The Educational Gap for Infants

Genes for mental ability get a boost from socioeconomic status in a study of baby twins.

Family income and parental education begin to make a difference in a child’s mental achievement as early as infancy, according to new research in behavioral genetics that advances the ill effects of poverty to late infancy.

In a study of 750 pairs of infant twins from a range of places, family incomes and ethnicities, a team of researchers led by Elliot Tucker-Drob of the University of Texas at Austin found that 2-year-olds from affluent families were scoring moderately higher than their lower-income peers on tests of mental capacity. The tests included pulling a string to ring a bell, putting three cubes in a cup, matching pictures, sorting pegs by color, and repeating vowel-consonant combinations.

Previous studies have shown that socioeconomic status has an influence on the expression of genes for mental ability across the life span, beginning at age 7. The UT research, in collaboration with the University of British Columbia and the University of Virginia, suggests that the interaction between genes and family income begins even earlier, effectively creating a performance gap between poor and wealthy children by the age of 2.
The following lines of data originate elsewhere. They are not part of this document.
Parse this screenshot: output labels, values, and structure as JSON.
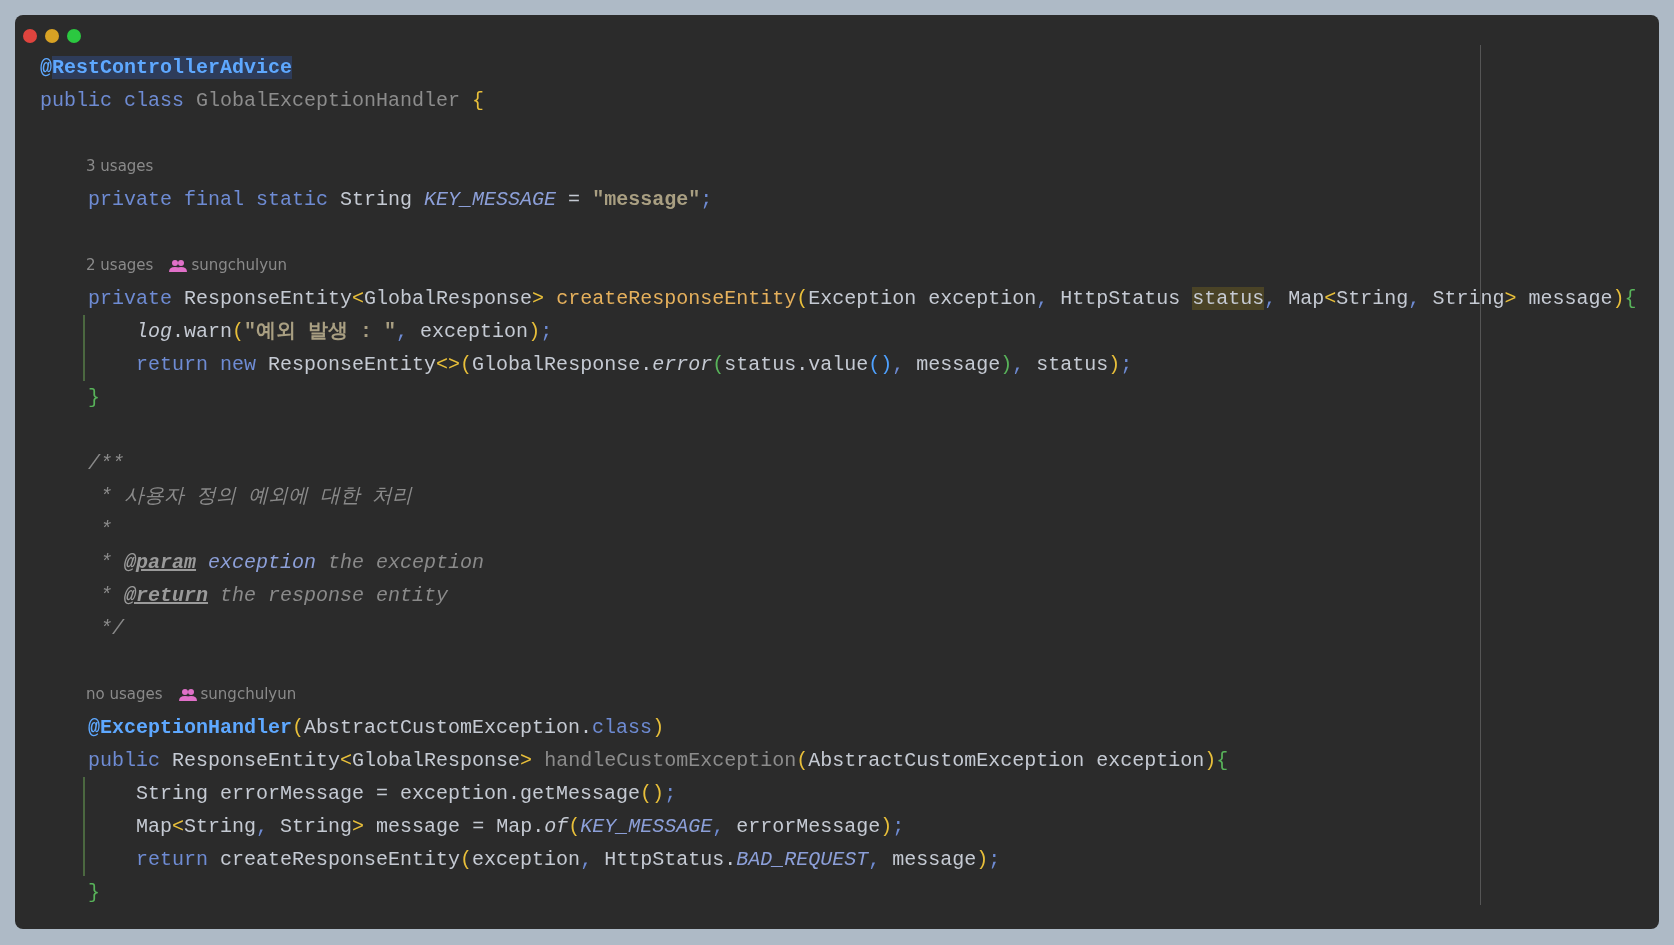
{
  "window": {
    "controls": [
      {
        "kind": "close"
      },
      {
        "kind": "minimize"
      },
      {
        "kind": "zoom"
      }
    ]
  },
  "lines": [
    {
      "kind": "code",
      "tokens": [
        {
          "text": "@",
          "kind": "ann"
        },
        {
          "text": "RestControllerAdvice",
          "kind": "ann",
          "selected": true
        }
      ]
    },
    {
      "kind": "code",
      "tokens": [
        {
          "text": "public class ",
          "kind": "kw"
        },
        {
          "text": "GlobalExceptionHandler ",
          "kind": "dim"
        },
        {
          "text": "{",
          "kind": "y"
        }
      ]
    },
    {
      "kind": "blank"
    },
    {
      "kind": "hint",
      "usages": "3 usages"
    },
    {
      "kind": "code",
      "tokens": [
        {
          "text": "    private final static ",
          "kind": "kw"
        },
        {
          "text": "String ",
          "kind": "pl"
        },
        {
          "text": "KEY_MESSAGE",
          "kind": "cst"
        },
        {
          "text": " = ",
          "kind": "pl"
        },
        {
          "text": "\"message\"",
          "kind": "str"
        },
        {
          "text": ";",
          "kind": "p"
        }
      ]
    },
    {
      "kind": "blank"
    },
    {
      "kind": "hint",
      "usages": "2 usages",
      "author": "sungchulyun"
    },
    {
      "kind": "code",
      "tokens": [
        {
          "text": "    private ",
          "kind": "kw"
        },
        {
          "text": "ResponseEntity",
          "kind": "pl"
        },
        {
          "text": "<",
          "kind": "y"
        },
        {
          "text": "GlobalResponse",
          "kind": "pl"
        },
        {
          "text": "> ",
          "kind": "y"
        },
        {
          "text": "createResponseEntity",
          "kind": "fn"
        },
        {
          "text": "(",
          "kind": "y"
        },
        {
          "text": "Exception exception",
          "kind": "pl"
        },
        {
          "text": ", ",
          "kind": "p"
        },
        {
          "text": "HttpStatus ",
          "kind": "pl"
        },
        {
          "text": "status",
          "kind": "pl",
          "highlighted": true
        },
        {
          "text": ", ",
          "kind": "p"
        },
        {
          "text": "Map",
          "kind": "pl"
        },
        {
          "text": "<",
          "kind": "y"
        },
        {
          "text": "String",
          "kind": "pl"
        },
        {
          "text": ", ",
          "kind": "p"
        },
        {
          "text": "String",
          "kind": "pl"
        },
        {
          "text": "> ",
          "kind": "y"
        },
        {
          "text": "message",
          "kind": "pl"
        },
        {
          "text": ")",
          "kind": "y"
        },
        {
          "text": "{",
          "kind": "g"
        }
      ]
    },
    {
      "kind": "code",
      "guide": true,
      "tokens": [
        {
          "text": "        log",
          "kind": "it"
        },
        {
          "text": ".warn",
          "kind": "pl"
        },
        {
          "text": "(",
          "kind": "y"
        },
        {
          "text": "\"예외 발생 : \"",
          "kind": "str"
        },
        {
          "text": ", ",
          "kind": "p"
        },
        {
          "text": "exception",
          "kind": "pl"
        },
        {
          "text": ")",
          "kind": "y"
        },
        {
          "text": ";",
          "kind": "p"
        }
      ]
    },
    {
      "kind": "code",
      "guide": true,
      "tokens": [
        {
          "text": "        return new ",
          "kind": "kw"
        },
        {
          "text": "ResponseEntity",
          "kind": "pl"
        },
        {
          "text": "<>",
          "kind": "y"
        },
        {
          "text": "(",
          "kind": "y"
        },
        {
          "text": "GlobalResponse.",
          "kind": "pl"
        },
        {
          "text": "error",
          "kind": "it"
        },
        {
          "text": "(",
          "kind": "g"
        },
        {
          "text": "status.value",
          "kind": "pl"
        },
        {
          "text": "()",
          "kind": "b"
        },
        {
          "text": ", ",
          "kind": "p"
        },
        {
          "text": "message",
          "kind": "pl"
        },
        {
          "text": ")",
          "kind": "g"
        },
        {
          "text": ", ",
          "kind": "p"
        },
        {
          "text": "status",
          "kind": "pl"
        },
        {
          "text": ")",
          "kind": "y"
        },
        {
          "text": ";",
          "kind": "p"
        }
      ]
    },
    {
      "kind": "code",
      "tokens": [
        {
          "text": "    }",
          "kind": "g"
        }
      ]
    },
    {
      "kind": "blank"
    },
    {
      "kind": "code",
      "tokens": [
        {
          "text": "    /**",
          "kind": "cm"
        }
      ]
    },
    {
      "kind": "code",
      "tokens": [
        {
          "text": "     * 사용자 정의 예외에 대한 처리",
          "kind": "cm"
        }
      ]
    },
    {
      "kind": "code",
      "tokens": [
        {
          "text": "     *",
          "kind": "cm"
        }
      ]
    },
    {
      "kind": "code",
      "tokens": [
        {
          "text": "     * ",
          "kind": "cm"
        },
        {
          "text": "@param",
          "kind": "tag"
        },
        {
          "text": " exception",
          "kind": "dp"
        },
        {
          "text": " the exception",
          "kind": "cm"
        }
      ]
    },
    {
      "kind": "code",
      "tokens": [
        {
          "text": "     * ",
          "kind": "cm"
        },
        {
          "text": "@return",
          "kind": "tag"
        },
        {
          "text": " the response entity",
          "kind": "cm"
        }
      ]
    },
    {
      "kind": "code",
      "tokens": [
        {
          "text": "     */",
          "kind": "cm"
        }
      ]
    },
    {
      "kind": "blank"
    },
    {
      "kind": "hint",
      "usages": "no usages",
      "author": "sungchulyun"
    },
    {
      "kind": "code",
      "tokens": [
        {
          "text": "    @ExceptionHandler",
          "kind": "ann"
        },
        {
          "text": "(",
          "kind": "y"
        },
        {
          "text": "AbstractCustomException.",
          "kind": "pl"
        },
        {
          "text": "class",
          "kind": "kw"
        },
        {
          "text": ")",
          "kind": "y"
        }
      ]
    },
    {
      "kind": "code",
      "tokens": [
        {
          "text": "    public ",
          "kind": "kw"
        },
        {
          "text": "ResponseEntity",
          "kind": "pl"
        },
        {
          "text": "<",
          "kind": "y"
        },
        {
          "text": "GlobalResponse",
          "kind": "pl"
        },
        {
          "text": "> ",
          "kind": "y"
        },
        {
          "text": "handleCustomException",
          "kind": "dim"
        },
        {
          "text": "(",
          "kind": "y"
        },
        {
          "text": "AbstractCustomException exception",
          "kind": "pl"
        },
        {
          "text": ")",
          "kind": "y"
        },
        {
          "text": "{",
          "kind": "g"
        }
      ]
    },
    {
      "kind": "code",
      "guide": true,
      "tokens": [
        {
          "text": "        String errorMessage = exception.getMessage",
          "kind": "pl"
        },
        {
          "text": "()",
          "kind": "y"
        },
        {
          "text": ";",
          "kind": "p"
        }
      ]
    },
    {
      "kind": "code",
      "guide": true,
      "tokens": [
        {
          "text": "        Map",
          "kind": "pl"
        },
        {
          "text": "<",
          "kind": "y"
        },
        {
          "text": "String",
          "kind": "pl"
        },
        {
          "text": ", ",
          "kind": "p"
        },
        {
          "text": "String",
          "kind": "pl"
        },
        {
          "text": "> ",
          "kind": "y"
        },
        {
          "text": "message = Map.",
          "kind": "pl"
        },
        {
          "text": "of",
          "kind": "it"
        },
        {
          "text": "(",
          "kind": "y"
        },
        {
          "text": "KEY_MESSAGE",
          "kind": "cst"
        },
        {
          "text": ", ",
          "kind": "p"
        },
        {
          "text": "errorMessage",
          "kind": "pl"
        },
        {
          "text": ")",
          "kind": "y"
        },
        {
          "text": ";",
          "kind": "p"
        }
      ]
    },
    {
      "kind": "code",
      "guide": true,
      "tokens": [
        {
          "text": "        return ",
          "kind": "kw"
        },
        {
          "text": "createResponseEntity",
          "kind": "pl"
        },
        {
          "text": "(",
          "kind": "y"
        },
        {
          "text": "exception",
          "kind": "pl"
        },
        {
          "text": ", ",
          "kind": "p"
        },
        {
          "text": "HttpStatus.",
          "kind": "pl"
        },
        {
          "text": "BAD_REQUEST",
          "kind": "cst"
        },
        {
          "text": ", ",
          "kind": "p"
        },
        {
          "text": "message",
          "kind": "pl"
        },
        {
          "text": ")",
          "kind": "y"
        },
        {
          "text": ";",
          "kind": "p"
        }
      ]
    },
    {
      "kind": "code",
      "tokens": [
        {
          "text": "    }",
          "kind": "g"
        }
      ]
    }
  ]
}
“The literature says genes matter more and more as people get older,” said Tucker-Drob, an assistant professor of psychology at UT. “But there’s an underrepresentation of low-income participants in most existing twin studies. In our more diverse study of twins from both poor and wealthy families, we found that genes start to play a role by 2 years of age, but only for children being raised in wealthier families.”

Previous research estimates that in the general population, 50 percent of mental ability is inherited and 50 percent is attributable to the environment.

Using methods from sociology and demography to help define the nature-nurture interaction, the UT team studied identical twins, who share 100 percent of their genes, and fraternal twins, who share 50 percent, across a range of family incomes. If identical twins were more similar in their test scores than fraternal twins, it stood to reason that genes were contributing. To calculate socioeconomic status, the researchers asked parents about their education, occupation and income.

At the age of 10 months, the study showed, socioeconomic status was not related to mental ability. By two years, however, the scores for mental ability were moderately higher for twins in affluent families with educated parents. Also in the wealthier families, the identical twins tended to be more similar to each other in their test scores than the fraternal twins. The researchers concluded that socioeconomic status was giving expression to the genes for mental ability in children being raised in wealthy families, but not in poor families.

The UT team did not attempt to identify what specific behaviors led to the disparity, but previous studies have suggested that high-income parents spend more time with their children and are able to draw on more resources to fit their educational needs.

In poor families, Tucker-Drob said, “people tend to have fewer books, are more overworked and stressed out, and their nutrition is not as good.

“Our findings suggest that children from poor families are already starting off in kindergarten, on average, at a disadvantage in their early cognitive skills.”